Platoon Interactions and Real-World Traffic Simulation and Validation Based on the LWR-IM

• Published in: PloS one Vol. 11; no. 1; p. e0144798
• Main Authors: Ng, Kok Mun, Reaz, Mamun Bin Ibne
• Format: Journal Article
• Language: English
• Published: United States Public Library of Science 2016; Public Library of Science (PLoS)

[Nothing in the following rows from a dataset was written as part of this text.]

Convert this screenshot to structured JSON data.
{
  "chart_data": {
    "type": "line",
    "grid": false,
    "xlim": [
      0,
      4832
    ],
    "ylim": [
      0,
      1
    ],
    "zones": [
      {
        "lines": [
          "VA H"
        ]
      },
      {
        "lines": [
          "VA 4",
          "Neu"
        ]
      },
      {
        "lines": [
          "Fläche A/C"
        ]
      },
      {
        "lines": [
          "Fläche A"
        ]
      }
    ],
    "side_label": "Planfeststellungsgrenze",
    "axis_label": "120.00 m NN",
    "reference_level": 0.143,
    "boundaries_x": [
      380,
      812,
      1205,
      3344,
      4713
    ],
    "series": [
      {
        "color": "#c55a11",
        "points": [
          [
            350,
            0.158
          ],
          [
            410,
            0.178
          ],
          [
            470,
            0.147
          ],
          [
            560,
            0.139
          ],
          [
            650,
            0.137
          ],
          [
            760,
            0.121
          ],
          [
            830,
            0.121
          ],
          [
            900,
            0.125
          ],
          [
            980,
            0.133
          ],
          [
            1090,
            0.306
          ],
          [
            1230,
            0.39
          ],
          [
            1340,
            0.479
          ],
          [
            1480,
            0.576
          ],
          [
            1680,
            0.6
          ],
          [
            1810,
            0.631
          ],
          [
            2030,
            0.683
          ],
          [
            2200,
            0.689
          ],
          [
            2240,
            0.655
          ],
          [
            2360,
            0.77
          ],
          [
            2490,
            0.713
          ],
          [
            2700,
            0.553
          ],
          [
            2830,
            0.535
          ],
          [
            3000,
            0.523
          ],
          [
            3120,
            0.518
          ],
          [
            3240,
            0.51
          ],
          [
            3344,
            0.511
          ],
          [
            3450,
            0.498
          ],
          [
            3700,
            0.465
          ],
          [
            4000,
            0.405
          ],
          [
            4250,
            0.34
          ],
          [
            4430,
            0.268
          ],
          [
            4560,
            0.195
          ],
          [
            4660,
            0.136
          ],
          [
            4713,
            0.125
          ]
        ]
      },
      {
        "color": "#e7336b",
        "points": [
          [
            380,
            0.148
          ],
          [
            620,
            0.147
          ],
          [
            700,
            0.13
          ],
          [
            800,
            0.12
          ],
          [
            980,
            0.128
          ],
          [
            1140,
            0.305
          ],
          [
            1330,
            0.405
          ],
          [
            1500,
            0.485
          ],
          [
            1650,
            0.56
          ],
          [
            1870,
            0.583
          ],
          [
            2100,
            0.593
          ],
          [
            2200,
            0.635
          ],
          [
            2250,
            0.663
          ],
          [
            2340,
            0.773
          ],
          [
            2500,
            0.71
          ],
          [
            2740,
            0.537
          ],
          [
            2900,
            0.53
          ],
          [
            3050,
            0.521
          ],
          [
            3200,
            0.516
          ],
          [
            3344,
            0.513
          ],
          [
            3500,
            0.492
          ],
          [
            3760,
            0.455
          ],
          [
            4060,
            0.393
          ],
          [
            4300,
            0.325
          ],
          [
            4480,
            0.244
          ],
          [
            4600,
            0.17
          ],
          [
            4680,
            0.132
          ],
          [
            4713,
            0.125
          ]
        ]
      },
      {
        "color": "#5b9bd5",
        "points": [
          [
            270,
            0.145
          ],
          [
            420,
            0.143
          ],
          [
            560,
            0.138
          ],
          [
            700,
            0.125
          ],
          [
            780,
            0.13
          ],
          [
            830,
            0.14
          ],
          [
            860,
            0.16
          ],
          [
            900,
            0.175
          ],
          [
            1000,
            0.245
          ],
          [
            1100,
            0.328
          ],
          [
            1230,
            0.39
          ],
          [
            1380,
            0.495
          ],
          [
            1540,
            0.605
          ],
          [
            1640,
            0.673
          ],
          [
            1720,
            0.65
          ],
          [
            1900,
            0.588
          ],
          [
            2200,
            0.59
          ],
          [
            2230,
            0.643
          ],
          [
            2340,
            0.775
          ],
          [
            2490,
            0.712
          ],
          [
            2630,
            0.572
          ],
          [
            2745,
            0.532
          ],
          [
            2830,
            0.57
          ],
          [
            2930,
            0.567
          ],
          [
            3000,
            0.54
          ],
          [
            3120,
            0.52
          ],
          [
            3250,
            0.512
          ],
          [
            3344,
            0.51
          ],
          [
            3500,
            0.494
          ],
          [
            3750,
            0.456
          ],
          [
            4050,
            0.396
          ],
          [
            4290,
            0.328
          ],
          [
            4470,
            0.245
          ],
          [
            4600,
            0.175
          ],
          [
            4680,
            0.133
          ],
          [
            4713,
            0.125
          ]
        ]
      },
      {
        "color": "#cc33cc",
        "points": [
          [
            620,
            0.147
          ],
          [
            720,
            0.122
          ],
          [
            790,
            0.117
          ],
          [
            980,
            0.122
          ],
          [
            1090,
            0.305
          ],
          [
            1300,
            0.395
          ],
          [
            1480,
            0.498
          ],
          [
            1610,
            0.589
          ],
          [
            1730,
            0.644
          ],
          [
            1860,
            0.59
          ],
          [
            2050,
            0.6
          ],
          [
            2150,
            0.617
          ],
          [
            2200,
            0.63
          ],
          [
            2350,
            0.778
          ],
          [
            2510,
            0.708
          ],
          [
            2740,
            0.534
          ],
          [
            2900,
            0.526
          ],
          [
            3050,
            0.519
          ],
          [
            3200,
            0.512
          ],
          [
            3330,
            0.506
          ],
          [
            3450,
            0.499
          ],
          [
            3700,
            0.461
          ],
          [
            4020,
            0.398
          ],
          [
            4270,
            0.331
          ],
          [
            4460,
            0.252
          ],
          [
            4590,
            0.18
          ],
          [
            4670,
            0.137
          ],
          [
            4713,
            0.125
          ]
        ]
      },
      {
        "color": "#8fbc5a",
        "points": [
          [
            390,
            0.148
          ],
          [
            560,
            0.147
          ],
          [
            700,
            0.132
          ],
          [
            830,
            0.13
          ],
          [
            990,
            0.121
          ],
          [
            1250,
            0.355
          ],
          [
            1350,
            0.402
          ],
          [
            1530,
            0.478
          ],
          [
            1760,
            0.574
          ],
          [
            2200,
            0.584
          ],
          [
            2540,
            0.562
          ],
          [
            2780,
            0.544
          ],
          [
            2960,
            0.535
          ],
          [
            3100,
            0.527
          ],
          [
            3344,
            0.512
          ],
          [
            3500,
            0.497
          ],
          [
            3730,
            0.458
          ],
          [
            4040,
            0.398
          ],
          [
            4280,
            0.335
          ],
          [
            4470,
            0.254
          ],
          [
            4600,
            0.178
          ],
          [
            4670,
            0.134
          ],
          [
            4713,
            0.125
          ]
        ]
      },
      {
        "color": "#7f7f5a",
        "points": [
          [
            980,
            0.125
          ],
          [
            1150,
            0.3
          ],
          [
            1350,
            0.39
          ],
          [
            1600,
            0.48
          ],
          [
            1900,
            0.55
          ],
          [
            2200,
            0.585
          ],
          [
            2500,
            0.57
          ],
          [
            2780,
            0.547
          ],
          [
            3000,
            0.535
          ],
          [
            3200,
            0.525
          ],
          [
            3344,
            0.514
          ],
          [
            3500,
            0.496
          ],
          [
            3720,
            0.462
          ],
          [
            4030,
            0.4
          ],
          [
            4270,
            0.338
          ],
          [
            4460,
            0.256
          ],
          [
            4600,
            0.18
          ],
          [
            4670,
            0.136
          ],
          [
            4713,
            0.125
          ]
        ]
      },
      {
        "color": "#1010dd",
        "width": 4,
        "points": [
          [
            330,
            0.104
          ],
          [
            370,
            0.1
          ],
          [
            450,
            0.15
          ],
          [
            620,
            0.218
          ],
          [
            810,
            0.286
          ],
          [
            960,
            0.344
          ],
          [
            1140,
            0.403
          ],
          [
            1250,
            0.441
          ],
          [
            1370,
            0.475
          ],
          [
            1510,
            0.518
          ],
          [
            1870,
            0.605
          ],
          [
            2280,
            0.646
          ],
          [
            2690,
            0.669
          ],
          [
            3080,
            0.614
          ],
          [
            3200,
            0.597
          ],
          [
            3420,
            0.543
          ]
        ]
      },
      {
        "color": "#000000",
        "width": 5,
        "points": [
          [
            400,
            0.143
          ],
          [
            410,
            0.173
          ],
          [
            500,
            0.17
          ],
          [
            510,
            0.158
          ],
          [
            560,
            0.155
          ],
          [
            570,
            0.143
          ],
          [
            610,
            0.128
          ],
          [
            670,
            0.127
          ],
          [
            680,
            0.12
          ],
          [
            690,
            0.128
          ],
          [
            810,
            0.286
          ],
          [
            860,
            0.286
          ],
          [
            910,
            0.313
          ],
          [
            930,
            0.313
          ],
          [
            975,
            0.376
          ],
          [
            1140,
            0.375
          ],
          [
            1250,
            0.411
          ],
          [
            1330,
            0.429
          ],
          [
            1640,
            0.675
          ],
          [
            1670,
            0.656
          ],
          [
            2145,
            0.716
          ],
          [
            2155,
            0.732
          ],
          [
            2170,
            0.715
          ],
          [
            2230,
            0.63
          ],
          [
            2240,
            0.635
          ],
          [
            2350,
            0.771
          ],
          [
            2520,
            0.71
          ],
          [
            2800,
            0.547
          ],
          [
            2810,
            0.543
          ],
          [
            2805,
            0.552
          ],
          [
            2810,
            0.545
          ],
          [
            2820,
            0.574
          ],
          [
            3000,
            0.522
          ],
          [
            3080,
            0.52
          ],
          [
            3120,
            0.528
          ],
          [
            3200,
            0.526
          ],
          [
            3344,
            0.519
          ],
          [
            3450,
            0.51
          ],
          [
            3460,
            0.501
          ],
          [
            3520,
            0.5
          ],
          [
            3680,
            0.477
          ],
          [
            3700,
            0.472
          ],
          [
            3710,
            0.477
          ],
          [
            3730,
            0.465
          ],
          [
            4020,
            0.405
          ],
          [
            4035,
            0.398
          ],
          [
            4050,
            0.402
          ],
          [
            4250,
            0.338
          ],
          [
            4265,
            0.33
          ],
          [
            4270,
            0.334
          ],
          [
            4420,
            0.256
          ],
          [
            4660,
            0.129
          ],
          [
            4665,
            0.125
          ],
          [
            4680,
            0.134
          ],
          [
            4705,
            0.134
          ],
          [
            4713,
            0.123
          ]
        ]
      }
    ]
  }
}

• Subjects: Algorithms; Cities; Computer engineering; Computer Simulation; Control algorithms; Feasibility studies; Humans; Laboratories; Macroscopic models; Models, Theoretical; Motor Vehicles; Null hypothesis; Performance indices; Queues; Reproducibility of Results; Roads & highways; Simulation; Traffic; Traffic control; Traffic flow; Traffic models; Transportation planning; Vehicles; Velocity
• ISSN: 1932-6203; 1932-6203
• DOI: 10.1371/journal.pone.0144798

Platoon based traffic flow models form the underlying theoretical framework in traffic simulation tools. They are essentially important in facilitating efficient performance calculation and evaluation in urban traffic networks. For this purpose, a new platoon-based macroscopic model called the LWR-IM has been developed in [1]. Preliminary analytical validation conducted previously has proven the feasibility of the model. In this paper, the LWR-IM is further enhanced with algorithms that describe platoon interactions in urban arterials. The LWR-IM and the proposed platoon interaction algorithms are implemented in the real-world class I and class II urban arterials. Another purpose of the work is to perform quantitative validation to investigate the validity and ability of the LWR-IM and its underlying algorithms to describe platoon interactions and simulate performance indices that closely resemble the real traffic situations. The quantitative validation of the LWR-IM is achieved by performing a two-sampled t-test on queues simulated by the LWR-IM and real queues observed at these real-world locations. The results reveal insignificant differences of simulated queues with real queues where the p-values produced concluded that the null hypothesis cannot be rejected. Thus, the quantitative validation further proved the validity of the LWR-IM and the embedded platoon interactions algorithm for the intended purpose.